Samantha S. Dykes1, Veronica S. Hughes1, Jennifer M. Wiggins1, Henrietta O. Fasanya1, Mai Tanaka1 and Dietmar Siemann1

1Department of Radiation Oncology, University of Florida, Gainesville, Florida, USA

Correspondence to:

Samantha S. Dykes, email: sdykes@ufl.edu

Keywords: breast cancer; microenvironment; stromal cells

Received: February 21, 2018     Accepted: April 04, 2018     Published: May 04, 2018

ABSTRACT

Breast cancer in the United States is the second most commonly diagnosed cancer in women. About 1 in 8 women will develop invasive breast cancer over the course of her lifetime and breast cancer remains the second leading cause of cancer-related death. In pursuit of novel therapeutic strategies, researchers have examined the tumor microenvironment as a potential anti-cancer target.
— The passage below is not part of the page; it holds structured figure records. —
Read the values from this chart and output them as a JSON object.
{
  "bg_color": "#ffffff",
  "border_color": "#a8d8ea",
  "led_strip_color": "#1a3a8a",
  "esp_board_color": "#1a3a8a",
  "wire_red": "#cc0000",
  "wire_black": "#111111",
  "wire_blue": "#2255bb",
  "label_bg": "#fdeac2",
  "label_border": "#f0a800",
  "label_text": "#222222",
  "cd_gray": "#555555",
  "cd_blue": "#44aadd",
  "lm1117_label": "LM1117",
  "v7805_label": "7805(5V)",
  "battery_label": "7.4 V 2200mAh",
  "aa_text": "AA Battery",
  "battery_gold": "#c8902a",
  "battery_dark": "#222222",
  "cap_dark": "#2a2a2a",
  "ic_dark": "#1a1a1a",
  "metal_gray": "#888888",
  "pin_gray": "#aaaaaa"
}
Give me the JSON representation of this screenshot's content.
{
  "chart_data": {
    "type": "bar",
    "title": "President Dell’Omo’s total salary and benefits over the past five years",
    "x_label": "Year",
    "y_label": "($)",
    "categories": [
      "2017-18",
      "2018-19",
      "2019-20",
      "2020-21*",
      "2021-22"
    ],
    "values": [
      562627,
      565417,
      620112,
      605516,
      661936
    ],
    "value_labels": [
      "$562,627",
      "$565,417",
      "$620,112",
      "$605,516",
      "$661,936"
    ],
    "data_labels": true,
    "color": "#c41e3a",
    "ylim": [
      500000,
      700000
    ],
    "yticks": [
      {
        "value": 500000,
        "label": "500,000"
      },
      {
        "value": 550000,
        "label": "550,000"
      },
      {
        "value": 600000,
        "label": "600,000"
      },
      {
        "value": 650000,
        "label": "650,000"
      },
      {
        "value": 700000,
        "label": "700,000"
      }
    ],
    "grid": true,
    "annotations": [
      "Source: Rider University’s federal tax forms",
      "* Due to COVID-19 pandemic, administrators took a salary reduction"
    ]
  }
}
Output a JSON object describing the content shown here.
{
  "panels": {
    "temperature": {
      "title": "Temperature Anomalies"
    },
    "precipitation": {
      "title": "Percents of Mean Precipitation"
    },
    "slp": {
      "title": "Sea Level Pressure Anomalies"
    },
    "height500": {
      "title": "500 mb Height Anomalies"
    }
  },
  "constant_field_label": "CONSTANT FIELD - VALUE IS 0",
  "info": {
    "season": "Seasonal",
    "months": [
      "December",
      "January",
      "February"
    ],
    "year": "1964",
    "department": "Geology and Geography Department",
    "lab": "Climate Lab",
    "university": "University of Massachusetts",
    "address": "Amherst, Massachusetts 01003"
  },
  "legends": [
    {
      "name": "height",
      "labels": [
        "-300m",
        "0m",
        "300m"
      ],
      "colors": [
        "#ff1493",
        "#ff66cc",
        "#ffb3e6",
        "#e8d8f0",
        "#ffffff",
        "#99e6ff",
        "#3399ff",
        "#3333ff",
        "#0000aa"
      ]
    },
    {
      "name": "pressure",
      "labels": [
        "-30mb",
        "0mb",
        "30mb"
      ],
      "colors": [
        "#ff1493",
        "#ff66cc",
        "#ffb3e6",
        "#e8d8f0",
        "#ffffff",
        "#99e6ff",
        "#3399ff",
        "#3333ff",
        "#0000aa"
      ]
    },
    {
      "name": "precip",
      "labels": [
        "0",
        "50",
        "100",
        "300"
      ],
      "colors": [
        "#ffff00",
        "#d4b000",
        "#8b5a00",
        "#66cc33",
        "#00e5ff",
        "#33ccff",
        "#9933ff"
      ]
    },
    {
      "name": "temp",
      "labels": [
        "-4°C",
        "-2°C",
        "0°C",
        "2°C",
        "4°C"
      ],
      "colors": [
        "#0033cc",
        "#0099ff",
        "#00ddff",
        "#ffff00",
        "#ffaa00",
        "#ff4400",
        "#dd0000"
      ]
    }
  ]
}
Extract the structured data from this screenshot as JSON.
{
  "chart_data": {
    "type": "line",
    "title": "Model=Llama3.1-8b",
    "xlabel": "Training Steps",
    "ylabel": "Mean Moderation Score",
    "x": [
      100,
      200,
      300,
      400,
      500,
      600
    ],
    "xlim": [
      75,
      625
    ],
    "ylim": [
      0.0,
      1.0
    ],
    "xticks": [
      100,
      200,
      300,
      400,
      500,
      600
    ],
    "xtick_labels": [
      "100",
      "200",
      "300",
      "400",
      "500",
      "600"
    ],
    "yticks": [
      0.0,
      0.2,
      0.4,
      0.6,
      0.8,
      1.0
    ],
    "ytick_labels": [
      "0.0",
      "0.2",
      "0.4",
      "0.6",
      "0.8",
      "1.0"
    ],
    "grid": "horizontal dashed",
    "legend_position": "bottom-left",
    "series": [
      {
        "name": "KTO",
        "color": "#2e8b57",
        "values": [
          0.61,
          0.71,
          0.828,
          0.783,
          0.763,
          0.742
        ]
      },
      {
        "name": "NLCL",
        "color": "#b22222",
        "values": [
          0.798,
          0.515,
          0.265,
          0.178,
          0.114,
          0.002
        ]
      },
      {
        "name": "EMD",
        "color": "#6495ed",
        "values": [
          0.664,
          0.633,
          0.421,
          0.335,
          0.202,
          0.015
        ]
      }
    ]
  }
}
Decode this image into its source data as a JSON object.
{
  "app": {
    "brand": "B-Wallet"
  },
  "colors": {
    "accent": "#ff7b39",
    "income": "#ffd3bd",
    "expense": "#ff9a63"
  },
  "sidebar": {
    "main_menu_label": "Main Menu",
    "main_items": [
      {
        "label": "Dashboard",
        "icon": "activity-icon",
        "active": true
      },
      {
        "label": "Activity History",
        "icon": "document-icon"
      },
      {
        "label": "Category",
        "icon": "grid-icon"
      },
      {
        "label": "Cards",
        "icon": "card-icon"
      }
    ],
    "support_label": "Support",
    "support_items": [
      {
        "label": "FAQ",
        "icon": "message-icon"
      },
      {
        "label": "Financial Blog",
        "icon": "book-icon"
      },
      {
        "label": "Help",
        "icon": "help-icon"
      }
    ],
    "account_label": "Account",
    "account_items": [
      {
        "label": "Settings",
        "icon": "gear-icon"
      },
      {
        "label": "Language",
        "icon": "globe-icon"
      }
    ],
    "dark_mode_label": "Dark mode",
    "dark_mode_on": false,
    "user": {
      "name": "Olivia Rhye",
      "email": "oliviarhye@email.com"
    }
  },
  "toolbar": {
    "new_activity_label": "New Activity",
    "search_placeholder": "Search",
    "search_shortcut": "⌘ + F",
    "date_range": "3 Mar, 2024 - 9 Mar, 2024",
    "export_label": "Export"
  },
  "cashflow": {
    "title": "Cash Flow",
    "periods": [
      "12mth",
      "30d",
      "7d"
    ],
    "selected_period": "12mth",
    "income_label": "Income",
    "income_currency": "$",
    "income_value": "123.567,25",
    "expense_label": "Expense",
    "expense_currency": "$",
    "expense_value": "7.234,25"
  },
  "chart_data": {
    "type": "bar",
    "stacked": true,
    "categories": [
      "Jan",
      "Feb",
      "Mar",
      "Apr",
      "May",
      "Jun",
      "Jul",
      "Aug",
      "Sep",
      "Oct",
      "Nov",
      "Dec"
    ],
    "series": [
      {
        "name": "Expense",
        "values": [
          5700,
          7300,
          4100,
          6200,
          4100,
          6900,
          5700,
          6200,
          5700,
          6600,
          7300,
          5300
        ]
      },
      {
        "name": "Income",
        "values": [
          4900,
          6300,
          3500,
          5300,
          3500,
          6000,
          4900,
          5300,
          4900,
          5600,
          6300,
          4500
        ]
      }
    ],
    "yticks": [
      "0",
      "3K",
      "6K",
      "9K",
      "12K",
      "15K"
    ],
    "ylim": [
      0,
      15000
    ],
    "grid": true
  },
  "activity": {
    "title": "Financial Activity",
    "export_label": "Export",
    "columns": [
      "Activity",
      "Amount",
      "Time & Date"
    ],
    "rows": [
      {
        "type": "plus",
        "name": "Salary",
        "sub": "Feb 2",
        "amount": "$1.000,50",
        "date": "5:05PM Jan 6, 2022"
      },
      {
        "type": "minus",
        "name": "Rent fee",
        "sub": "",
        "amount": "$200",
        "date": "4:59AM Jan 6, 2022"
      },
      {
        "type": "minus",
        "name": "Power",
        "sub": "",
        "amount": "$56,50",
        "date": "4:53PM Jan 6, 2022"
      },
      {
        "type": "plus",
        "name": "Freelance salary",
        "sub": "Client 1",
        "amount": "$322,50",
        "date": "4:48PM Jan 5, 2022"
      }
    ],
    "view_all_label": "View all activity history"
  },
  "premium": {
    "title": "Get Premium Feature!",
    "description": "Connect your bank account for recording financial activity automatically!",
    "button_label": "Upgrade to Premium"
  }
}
In addition to neoplastic cells, the tumor microenvironment is composed of several critical normal cell types, including fibroblasts, vascular and lymph endothelial cells, osteoclasts, adipocytes, and immune cells. These cells have important roles in healthy tissue stasis, which frequently are altered in tumors. Indeed, tumor-associated stromal cells often contribute to tumorigenesis, tumor progression, and metastasis. Consequently, these host cells may serve as a possible target in anti-tumor and anti-metastatic therapeutic strategies. Targeting the tumor associated host cells offers the benefit that such cells do not mutate and develop resistance in response to treatment, a major cause of failure in cancer therapeutics targeting neoplastic cells. This review discusses the role of host cells in the tumor microenvironment during tumorigenesis, progression, and metastasis, and provides an overview of recent developments in targeting these cell populations to enhance cancer therapy efficacy.